Pues bien, secundado por la presentadora del acto, que ofició de sacerdotisa ideológica  bendiciendo oportunamente con lentos asentimientos  de cabeza lo que iba exponiendo el conferenciante a un auditorio de fieles comulgantes, comenzó su exposición Camilo Nogueira (BNG) con esta frase plena de orgullo de supremacía de raza y de condescendiente suficiencia: “bueno, non vou a falar de Colón”. Mejor así, ahora que recientes hallazgos refuerzan la teoría sobre el origen portugués del intrépido navegante.
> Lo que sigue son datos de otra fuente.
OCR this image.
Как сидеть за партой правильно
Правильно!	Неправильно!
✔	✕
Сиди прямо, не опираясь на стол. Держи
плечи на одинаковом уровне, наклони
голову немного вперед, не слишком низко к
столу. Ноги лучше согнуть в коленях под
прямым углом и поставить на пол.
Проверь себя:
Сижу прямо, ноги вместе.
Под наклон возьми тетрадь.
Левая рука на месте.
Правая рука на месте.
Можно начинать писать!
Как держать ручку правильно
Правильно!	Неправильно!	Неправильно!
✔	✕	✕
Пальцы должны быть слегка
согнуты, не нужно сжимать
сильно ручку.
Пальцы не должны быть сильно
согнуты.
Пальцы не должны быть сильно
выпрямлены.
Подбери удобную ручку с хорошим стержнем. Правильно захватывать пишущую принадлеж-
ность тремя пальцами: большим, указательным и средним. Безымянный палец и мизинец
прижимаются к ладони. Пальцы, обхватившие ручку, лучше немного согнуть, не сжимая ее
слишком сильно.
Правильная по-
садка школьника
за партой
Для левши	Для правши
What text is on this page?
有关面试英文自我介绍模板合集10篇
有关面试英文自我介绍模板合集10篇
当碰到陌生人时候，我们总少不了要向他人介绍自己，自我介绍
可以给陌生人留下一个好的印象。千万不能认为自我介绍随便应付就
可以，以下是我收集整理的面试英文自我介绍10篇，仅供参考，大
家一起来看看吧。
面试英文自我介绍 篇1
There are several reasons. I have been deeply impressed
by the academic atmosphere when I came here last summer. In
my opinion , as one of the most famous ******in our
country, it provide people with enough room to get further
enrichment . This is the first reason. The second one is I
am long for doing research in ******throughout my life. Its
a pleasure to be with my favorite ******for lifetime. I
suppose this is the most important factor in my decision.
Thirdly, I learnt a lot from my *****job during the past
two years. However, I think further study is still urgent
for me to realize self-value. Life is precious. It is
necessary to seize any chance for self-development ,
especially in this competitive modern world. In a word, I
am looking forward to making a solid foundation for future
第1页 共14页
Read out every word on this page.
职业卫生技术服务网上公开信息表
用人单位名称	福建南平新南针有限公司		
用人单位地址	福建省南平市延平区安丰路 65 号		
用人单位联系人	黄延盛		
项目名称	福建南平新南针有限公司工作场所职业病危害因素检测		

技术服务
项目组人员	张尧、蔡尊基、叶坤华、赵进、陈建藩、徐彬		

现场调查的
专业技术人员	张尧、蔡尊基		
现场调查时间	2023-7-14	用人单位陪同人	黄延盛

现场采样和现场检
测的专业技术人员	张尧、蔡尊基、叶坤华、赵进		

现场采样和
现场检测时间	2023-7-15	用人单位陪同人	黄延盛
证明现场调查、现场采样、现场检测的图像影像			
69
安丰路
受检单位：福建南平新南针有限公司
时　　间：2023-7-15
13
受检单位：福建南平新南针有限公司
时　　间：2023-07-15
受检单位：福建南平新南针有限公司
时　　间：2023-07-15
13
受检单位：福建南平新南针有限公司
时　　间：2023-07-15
Prosiguió Camilo Nogueira con la descripción,  si no reivindicativa sí tocada de añoranza, de los otrora extensos dominios del reino de Galicia que, interesadamente, algunos asocian a la muy anterior Gallaecia Romana;  de sus  significados reyes y del  papel, a su entender, determinante de alguno de éstos en la reconquista de la península ibérica, aunque de manera bastante desordenada como reconoció al final de la alocución el ponente.
En la fase de coloquio pregunté a qué época habría que retrotraerse para determinar extensión y fronteras del reino de Galicia, y qué legitimidad, desde la perspectiva democrática, tendría tal reino si todas las naciones se han formado por la fuerza de las armas. No soy capaz de recordar la respuesta por confusa. También pregunté, luego de manifestar mi defensa de la lengua gallega, de lo conveniente de conservar y preservar la identidad cultural y tradiciones, sobre el interés y  necesidad, en términos de desarrollo en general, de alcanzar la independencia territorial. Mirando descortésmente hacia un lateral, dando a entender que le molestaban mis acotaciones, dijo: “vostede é un pesimista”. Antes se escucharon voces apasionadas como: “fora de Galicia os galegos trátannos como animais”; ¡ Galicia é a primeira potencia pesqueira do mundo”.
En medio de la densa atmósfera nacionalista no me atreví a preguntar sobre la aparente contradicción o ausencia de coherencia  de la ideología integrista basada en la defensa radical de la identidad de raza e idiosincrasia “enxebre” galega  con la adopción de niños africanos por parte de significados/as militantes del BNG.